Di certo, anche coloro che annunciarono il cristianesimo ai confini dell’Impero
romano cadente trovarono nuovi idiomi, nuove "forme" per la medesima
sostanza. E però tutto allora e oggi ricomincia, dice il Papa, da Dio, e da
uomini suoi amici. Nel cui sguardo una diversità genera meraviglia. «Possiamo
ancora affermare con certezza, come agli inizi del cristianesimo, che la parola
di Dio continua a crescere e a diffondersi». Lo affermeremmo, noi?
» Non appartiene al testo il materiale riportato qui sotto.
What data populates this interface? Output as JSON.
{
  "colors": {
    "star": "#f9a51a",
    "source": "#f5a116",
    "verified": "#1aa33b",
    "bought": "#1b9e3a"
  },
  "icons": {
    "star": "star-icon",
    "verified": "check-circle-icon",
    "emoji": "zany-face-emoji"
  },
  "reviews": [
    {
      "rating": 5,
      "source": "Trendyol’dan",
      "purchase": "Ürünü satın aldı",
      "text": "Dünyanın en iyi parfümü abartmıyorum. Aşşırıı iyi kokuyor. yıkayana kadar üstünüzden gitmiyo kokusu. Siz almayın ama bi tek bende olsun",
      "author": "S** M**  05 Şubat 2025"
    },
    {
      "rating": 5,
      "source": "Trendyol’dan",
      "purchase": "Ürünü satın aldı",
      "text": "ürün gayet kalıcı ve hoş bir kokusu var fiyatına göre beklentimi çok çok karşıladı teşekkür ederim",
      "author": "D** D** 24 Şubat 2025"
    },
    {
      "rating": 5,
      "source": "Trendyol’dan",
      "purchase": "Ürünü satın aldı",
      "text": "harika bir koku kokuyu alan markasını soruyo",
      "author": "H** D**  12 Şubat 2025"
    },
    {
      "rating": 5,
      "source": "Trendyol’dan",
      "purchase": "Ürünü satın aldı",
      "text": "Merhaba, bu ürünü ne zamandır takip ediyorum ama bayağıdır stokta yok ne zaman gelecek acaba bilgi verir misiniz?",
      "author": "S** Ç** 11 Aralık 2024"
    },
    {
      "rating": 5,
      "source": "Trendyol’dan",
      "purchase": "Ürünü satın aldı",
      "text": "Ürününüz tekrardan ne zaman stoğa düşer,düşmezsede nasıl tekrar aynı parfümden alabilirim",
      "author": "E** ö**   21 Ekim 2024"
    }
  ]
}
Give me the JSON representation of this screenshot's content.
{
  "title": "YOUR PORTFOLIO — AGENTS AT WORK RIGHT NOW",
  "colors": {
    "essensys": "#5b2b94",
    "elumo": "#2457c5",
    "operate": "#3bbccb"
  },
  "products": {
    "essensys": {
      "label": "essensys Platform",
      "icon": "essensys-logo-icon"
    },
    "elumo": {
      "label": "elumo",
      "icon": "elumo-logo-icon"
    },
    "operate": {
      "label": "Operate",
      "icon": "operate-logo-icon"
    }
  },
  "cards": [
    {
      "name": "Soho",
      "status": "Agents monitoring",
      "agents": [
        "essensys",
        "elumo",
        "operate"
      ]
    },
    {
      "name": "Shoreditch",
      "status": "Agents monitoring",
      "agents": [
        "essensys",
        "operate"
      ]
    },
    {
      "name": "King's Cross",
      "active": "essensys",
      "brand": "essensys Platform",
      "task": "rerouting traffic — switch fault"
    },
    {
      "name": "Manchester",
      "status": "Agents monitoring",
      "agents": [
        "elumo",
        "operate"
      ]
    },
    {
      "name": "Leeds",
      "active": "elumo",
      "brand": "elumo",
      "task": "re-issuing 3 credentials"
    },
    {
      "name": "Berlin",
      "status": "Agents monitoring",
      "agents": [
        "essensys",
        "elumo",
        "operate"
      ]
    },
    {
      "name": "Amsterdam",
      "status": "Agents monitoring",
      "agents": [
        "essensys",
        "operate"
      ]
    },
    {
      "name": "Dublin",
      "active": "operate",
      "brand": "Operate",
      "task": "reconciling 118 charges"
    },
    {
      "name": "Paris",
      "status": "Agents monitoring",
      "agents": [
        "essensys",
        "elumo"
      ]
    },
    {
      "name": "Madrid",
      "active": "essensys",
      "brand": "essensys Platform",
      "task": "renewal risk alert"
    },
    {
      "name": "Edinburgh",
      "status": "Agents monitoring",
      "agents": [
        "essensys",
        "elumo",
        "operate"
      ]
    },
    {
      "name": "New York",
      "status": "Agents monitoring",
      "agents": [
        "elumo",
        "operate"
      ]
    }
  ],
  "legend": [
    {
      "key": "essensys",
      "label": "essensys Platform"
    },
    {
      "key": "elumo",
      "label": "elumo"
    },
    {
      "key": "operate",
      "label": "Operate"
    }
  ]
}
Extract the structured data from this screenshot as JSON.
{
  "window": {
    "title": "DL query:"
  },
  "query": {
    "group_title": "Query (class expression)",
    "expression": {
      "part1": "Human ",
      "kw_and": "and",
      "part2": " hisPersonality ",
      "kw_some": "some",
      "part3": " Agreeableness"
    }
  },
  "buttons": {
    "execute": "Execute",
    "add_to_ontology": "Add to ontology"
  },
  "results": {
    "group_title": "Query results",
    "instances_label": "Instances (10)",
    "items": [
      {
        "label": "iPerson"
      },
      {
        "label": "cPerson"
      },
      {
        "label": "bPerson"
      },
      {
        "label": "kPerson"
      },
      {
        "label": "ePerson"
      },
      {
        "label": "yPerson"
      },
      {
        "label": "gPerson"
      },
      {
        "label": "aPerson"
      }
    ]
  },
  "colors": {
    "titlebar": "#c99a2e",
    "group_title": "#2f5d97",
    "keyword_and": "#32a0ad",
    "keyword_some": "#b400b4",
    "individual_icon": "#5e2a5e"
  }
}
Lo ha detto
il Papa, ieri, con quella lieta quasi sfrontata audacia di cui è capace chi ha
fede. E non si preoccupa di quante siano le divisioni avversarie, e quanto
forti: confidando in Dio come una casa che ha le fondamenta nella roccia, e non
teme il vento, né il sussultare delle faglie, nel buio.